La Corte dei Conti smentisce il suo procuratore e dà il via libera ai canoni sociali . Hanno ragione centri sociali e associazioni. Il 6 maggio, intanto, un nuovo corteo sfilerà per la capitale, al grido di “Roma Non Si Vende“.

La rete DecideRoma lo ripete da tempo, quasi fino all’ossessione: l’uso sociale e culturale del patrimonio pubblico di Roma non ha mai prodotto alcun danno erariale, al contrario rappresenta da decenni un valore inestimabile per la città, fatto di quelle mille attività mutualistiche e solidali che all’interno di quegli immobili hanno preso corpo e vita. A confermarlo ora è la stessa Corte dei Conti, emettendo la prima di una serie (che si preannuncia lunga) di sentenze sul tema. Il pronunciamento smentisce clamorosamente l’accusa del vice-procuratore generale regionale Guido Patti, che si è accanito sulle realtà del sociale a Roma e aveva accusato i funzionari del Dipartimento Patrimonio di aver generato un danno erariale. I funzionari sono accusati in buona sostanza di non aver richiesto alle associazioni e agli spazi sociali il canone di mercato per gli immobili pubblici da loro utilizzati. In altri termini, i funzionari amministrativi, secondo Patti, sarebbero colpevoli di non aver messo a reddito il patrimonio pubblico, in tutti i casi – praticamente la totalità – in cui i procedimenti amministrativi di concessione non erano stati portati a termine oppure le concessioni erano scadute.

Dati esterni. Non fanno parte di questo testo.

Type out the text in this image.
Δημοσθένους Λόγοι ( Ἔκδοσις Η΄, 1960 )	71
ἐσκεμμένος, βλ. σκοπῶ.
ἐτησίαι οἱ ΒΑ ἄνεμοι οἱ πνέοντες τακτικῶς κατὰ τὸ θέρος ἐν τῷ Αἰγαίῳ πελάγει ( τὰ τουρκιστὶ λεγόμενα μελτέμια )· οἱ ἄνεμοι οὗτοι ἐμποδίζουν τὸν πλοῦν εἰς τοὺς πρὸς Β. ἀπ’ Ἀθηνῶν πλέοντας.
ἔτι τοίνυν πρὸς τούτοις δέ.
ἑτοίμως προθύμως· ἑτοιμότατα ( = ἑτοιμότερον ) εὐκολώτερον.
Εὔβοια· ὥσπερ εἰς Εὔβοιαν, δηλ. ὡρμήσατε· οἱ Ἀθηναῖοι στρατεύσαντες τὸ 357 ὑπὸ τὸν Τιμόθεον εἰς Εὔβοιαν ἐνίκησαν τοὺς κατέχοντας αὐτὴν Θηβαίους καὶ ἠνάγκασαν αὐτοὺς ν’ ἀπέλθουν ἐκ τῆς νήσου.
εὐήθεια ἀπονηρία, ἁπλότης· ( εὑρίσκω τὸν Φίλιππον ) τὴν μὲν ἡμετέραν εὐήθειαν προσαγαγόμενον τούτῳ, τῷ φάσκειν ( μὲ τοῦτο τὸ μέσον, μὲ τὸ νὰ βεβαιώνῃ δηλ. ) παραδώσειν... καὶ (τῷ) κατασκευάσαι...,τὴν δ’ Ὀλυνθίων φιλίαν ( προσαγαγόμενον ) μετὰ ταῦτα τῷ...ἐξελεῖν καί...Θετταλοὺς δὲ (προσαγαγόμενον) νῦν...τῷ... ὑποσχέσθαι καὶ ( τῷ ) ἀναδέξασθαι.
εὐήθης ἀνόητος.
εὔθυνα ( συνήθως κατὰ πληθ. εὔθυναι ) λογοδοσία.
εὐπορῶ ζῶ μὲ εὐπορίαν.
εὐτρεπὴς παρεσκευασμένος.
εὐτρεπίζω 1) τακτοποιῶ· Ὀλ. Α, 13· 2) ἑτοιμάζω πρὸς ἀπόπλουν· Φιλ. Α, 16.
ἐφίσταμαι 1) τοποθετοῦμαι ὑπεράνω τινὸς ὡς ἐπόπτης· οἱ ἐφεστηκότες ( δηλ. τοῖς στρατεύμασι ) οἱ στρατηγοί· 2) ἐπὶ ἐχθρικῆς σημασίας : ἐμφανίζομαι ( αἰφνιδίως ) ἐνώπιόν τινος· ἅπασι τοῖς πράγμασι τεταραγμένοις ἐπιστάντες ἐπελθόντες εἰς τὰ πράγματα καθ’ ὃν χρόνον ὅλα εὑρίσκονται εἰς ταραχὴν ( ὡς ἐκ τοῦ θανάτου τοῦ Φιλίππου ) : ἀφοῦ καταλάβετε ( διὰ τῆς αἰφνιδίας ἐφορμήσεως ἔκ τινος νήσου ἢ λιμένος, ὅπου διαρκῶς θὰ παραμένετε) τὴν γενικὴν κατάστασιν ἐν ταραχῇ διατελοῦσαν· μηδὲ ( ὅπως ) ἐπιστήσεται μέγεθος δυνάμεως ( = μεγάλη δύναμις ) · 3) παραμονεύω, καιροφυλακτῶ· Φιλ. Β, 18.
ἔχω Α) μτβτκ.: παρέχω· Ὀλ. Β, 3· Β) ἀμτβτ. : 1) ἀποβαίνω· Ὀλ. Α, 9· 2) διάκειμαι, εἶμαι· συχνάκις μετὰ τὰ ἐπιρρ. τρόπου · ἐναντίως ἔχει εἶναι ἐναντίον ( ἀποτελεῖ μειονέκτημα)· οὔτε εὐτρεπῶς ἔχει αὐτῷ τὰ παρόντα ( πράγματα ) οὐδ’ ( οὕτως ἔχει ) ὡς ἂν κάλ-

 Il risultato di questa offensiva è stata la scrittura della oramai famigerata delibera 140, producendo l’adozione di centinaia di provvedimenti “in autotutela” da parte dei dirigenti del Dipartimento Patrimonio di Roma Capitale, ordinando gli sgomberi degli spazi sociali e richiedendo, appunto, le cifre folli dei canoni rivalutati al valore di mercato. Milioni di euro che nessuna realtà sociale genuina avrebbe mai potuto (né voluto) pagare.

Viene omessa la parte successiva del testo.